For minimization positive quadratic form $$f = \frac{1}{2}\left\langle Ax,x \right\rangle - \left\langle b,x\right\rangle \rightarrow \min_{x\in\mathbb{R}^n},$$ we use gradient descent $$x^{k+1} = x^{k} - \alpha_k \nabla f(x^k)$$ with step $\alpha_k = \frac{1}{\lambda_{k+1}}$ , where $\lambda_{k+1}$ is an eigenvector of $A$ $(0 < \mu = \lambda_1 \leqslant \cdots \leqslant \lambda_n = L)$. I need to prove that $x^n = x^*$, where $Ax^* = b$.

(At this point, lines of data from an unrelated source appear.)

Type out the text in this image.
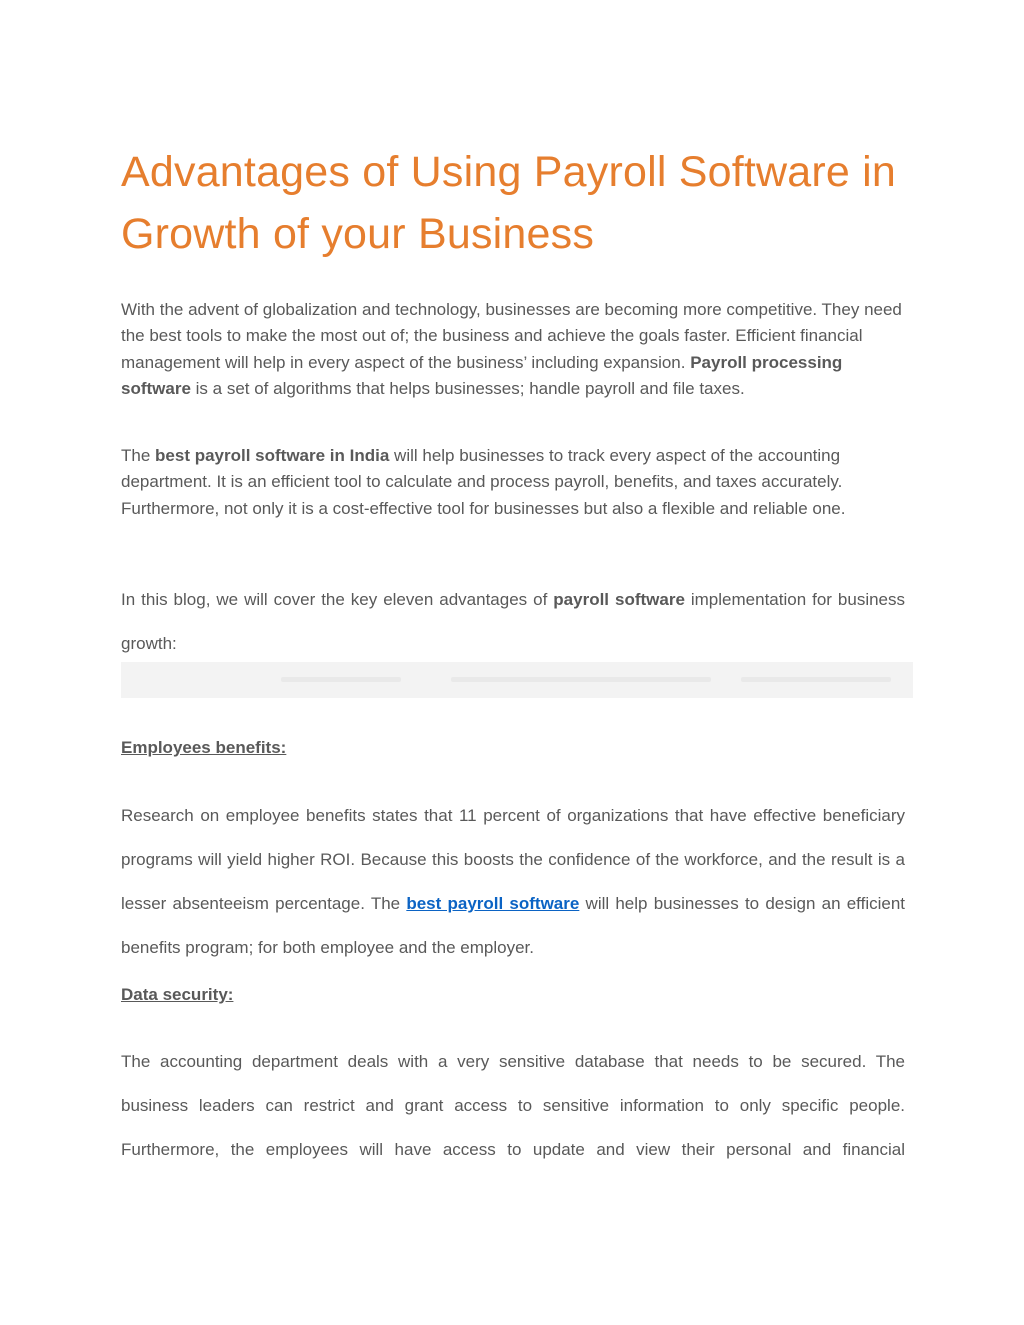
Advantages of Using Payroll Software in Growth of your Business

With the advent of globalization and technology, businesses are becoming more competitive. They need the best tools to make the most out of; the business and achieve the goals faster. Efficient financial management will help in every aspect of the business’ including expansion. Payroll processing software is a set of algorithms that helps businesses; handle payroll and file taxes.

The best payroll software in India will help businesses to track every aspect of the accounting department. It is an efficient tool to calculate and process payroll, benefits, and taxes accurately. Furthermore, not only it is a cost-effective tool for businesses but also a flexible and reliable one.

In this blog, we will cover the key eleven advantages of payroll software implementation for business growth:

Employees benefits:

Research on employee benefits states that 11 percent of organizations that have effective beneficiary programs will yield higher ROI. Because this boosts the confidence of the workforce, and the result is a lesser absenteeism percentage. The best payroll software will help businesses to design an efficient benefits program; for both employee and the employer.

Data security:

The accounting department deals with a very sensitive database that needs to be secured. The business leaders can restrict and grant access to sensitive information to only specific people. Furthermore, the employees will have access to update and view their personal and financial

I have an idea, that I need to go to basis, where $A$ becomes diagonal, $A = P^T \Lambda P$, where $\Lambda = \text{diag} \{\lambda_1, \ldots, \lambda_n \}$ and $P$ consists of eigenvectors. I tried to express $x^* - x^0$ and $x^n - x^0$ as a linear combination of basis vectors to compare them, but didn't succeed. Could you please help me with that proof?
You can assume that you have an orthonormal basis of eigenvectors so that $A$ is diagonal, with the eigenvalues $\lambda_k$ on the diagonal. Let me use $\Lambda$ for $A$ in this basis, just for emphasis.
Note that the solution is given by $x^*= \Lambda^{-1} b$.
Then $x_{k+1} = x_k -{1 \over \lambda_{k+1}} (\Lambda x_k -b) = (I-{1 \over \lambda_{k+1}} \Lambda) x_k + {1 \over \lambda_{k+1}} b$, for $k=0,...,n-1$.
Note that the $k+1$th entry of $x_{k+1}$ satisfies $[x_{k+1}]_{k+1} = 0 + [x^*]_{k+1}$, and if $[x_k]_i = [x^*]_i$ for $i=0,...,k$, then $[x_{k+1}]_i = [x^*]_i$ for $i=0,...,k$.
Hence $x_n = x^*$.